The snobbish and excessively erudite Philo Vance was one of the most popular detectives of the early thirties. Vance didn't simply solve the crime, he did a thesis presentation on all of the psychological nuances which led to the murder. A member of the velvet smoking jacket school of detection, Vance's early success on the screen was largely due to the abilities of William Powell to make the character both believable and sufferable. Previously type-cast as a villain, Powell proved himself as a leading man by breathing life and wit into a perpetual doctoral candidate.

The Kennel Murder Case is one of the most complex of the Vance mysteries and is still notorious for having one of the longest denouement scenes ever. This excessive attention to detail eventually led to the unpopularity of the Vance films as the Dashiell Hammett school of tough-guy detectives introduced a quicker and more physical method. It is ironic that the one flaw to The Kennel Murder Case is an incorrect detail. The set designer for the film altered one of the townhouses in a way that made the solution to the mystery impossible.

Perhaps fewer films where made about Nero Wolfe than about any other famous detective. Wolfe's creator, Rex Stout, disliked the media in general and films in particular, and while two Wolfe films were made in the thirties, Stout felt that they were not faithful enough to his stories and he refused to allow any further productions. The films, Meet Nero Wolfe and The League of Frightened Men, were taken out of circulation and were not commercially re-released until 1982. The reputation of the films, especially Meet Nero Wolfe, has remained strong, however, and Stout's criticism of the films is largely indicative of his own demanding temperament.

The casting of Lionel Stander as Wolfe's assistant was, admittedly, a mistake. One of the major flaws of the thirties mystery movie was the conviction that every film needed some broad comic relief. Edward Arnold as Wolfe, however, was an amply appropriate choice. An excellent character actor, Arnold specialized in playing arrogant, overbearing figures. Plump more than fat, Arnold made up for his lack of excess poundage by zeroing in on Wolfe's domineering personality. While the recent television series (with William Conrad) portrayed Wolfe as a gruff but lovable old bear, Arnold went directly for the jugular. His Wolfe is good at what he does and only does it because his client pays him very large sums for doing it. As Wolfe points out in the novels, his layers of fat insulate him from trite sentimentality.
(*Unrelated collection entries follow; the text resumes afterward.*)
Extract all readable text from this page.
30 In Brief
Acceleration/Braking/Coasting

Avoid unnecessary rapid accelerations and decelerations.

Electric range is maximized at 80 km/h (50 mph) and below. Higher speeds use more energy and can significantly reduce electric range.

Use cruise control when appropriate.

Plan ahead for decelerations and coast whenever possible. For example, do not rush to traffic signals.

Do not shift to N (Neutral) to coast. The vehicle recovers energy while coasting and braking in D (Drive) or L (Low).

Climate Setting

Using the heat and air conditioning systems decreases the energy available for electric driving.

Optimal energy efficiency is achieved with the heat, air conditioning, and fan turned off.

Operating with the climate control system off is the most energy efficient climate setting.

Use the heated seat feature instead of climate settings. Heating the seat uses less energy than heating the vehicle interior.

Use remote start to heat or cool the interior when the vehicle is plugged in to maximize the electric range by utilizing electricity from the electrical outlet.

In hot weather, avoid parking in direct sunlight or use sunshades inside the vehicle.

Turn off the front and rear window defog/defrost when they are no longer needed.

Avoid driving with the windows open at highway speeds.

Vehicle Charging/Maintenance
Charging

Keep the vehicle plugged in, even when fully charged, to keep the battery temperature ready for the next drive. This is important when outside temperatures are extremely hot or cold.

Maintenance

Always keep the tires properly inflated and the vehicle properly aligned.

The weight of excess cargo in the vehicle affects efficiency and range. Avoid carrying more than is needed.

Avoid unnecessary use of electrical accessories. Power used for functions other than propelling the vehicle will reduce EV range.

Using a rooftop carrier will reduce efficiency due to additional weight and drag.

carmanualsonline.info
Though not well known in the United States, the Inspector Cockrill novels have a strong following in England. The one film taken from these books, Green for Danger, is considered by many critics to be one of the best "whodunits" in the cinema. The director, Sidney Gilliat, had been one of Hitchcock's chief collaborators in the thirties and the film gave him an opportunity to pay homage to his mentor.
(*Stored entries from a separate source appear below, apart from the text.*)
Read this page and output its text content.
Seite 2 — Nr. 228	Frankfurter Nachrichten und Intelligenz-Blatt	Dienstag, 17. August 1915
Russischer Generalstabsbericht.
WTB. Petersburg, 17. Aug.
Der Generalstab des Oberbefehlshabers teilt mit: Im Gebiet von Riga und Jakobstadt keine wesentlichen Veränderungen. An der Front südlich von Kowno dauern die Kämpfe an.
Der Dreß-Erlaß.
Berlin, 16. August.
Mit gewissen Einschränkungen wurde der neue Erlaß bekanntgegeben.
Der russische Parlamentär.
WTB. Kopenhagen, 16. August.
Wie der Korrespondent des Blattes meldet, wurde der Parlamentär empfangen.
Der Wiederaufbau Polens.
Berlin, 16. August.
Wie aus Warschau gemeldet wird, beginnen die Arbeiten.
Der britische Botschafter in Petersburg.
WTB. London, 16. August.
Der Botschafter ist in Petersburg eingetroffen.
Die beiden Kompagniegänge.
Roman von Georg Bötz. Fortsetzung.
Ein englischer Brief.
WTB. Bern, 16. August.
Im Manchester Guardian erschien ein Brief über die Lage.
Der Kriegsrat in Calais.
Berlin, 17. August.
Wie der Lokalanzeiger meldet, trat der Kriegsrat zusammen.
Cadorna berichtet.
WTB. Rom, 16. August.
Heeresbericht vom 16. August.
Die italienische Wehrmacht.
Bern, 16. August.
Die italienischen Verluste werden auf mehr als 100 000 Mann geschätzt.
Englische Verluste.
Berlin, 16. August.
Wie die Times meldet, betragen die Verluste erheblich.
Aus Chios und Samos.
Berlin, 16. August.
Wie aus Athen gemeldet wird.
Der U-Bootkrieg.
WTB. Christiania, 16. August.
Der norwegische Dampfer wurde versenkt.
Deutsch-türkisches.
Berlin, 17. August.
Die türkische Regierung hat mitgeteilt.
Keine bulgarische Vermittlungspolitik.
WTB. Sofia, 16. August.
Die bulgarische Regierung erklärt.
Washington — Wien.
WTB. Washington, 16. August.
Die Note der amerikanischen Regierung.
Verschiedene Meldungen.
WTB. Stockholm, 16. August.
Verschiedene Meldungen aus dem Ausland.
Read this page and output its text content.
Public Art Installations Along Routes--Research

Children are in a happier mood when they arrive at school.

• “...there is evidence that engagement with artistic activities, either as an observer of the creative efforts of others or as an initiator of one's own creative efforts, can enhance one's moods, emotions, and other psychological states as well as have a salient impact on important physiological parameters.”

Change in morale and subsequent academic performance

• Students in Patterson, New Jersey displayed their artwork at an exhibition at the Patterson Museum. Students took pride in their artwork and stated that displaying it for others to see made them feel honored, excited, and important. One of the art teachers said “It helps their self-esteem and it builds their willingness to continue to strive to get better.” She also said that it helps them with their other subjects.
The role of Inspector Cockrill gave Alastair Sim's droll talent a near-perfect showcase. With his shabby mackintosh and crumpled, ill-fitting derby, Cockrill is seemingly slow and inept. Prone to rambling comments and pointless anecdotes, Cockrill actually has a shrewd, steel trap mind which seizes significant clues from seemingly innocent details.

By the mid-forties, the mystery film began to vanish from the screen. It is possible that the conflict inherent in the genre between chaos and stability ceased to make sense in an increasingly unstable world. In popular literature, the last detective to achieve widespread fame would be Mike Hammer, a character totally submerged in violence and brutality. The intellectual game of the mystery was irrelevant as the new anti-hero did his detecting with gun powder rather than brain power. Perhaps the secret charm of the thirties mystery film is our own nostalgia for an era when murder was a sport for gentlemen.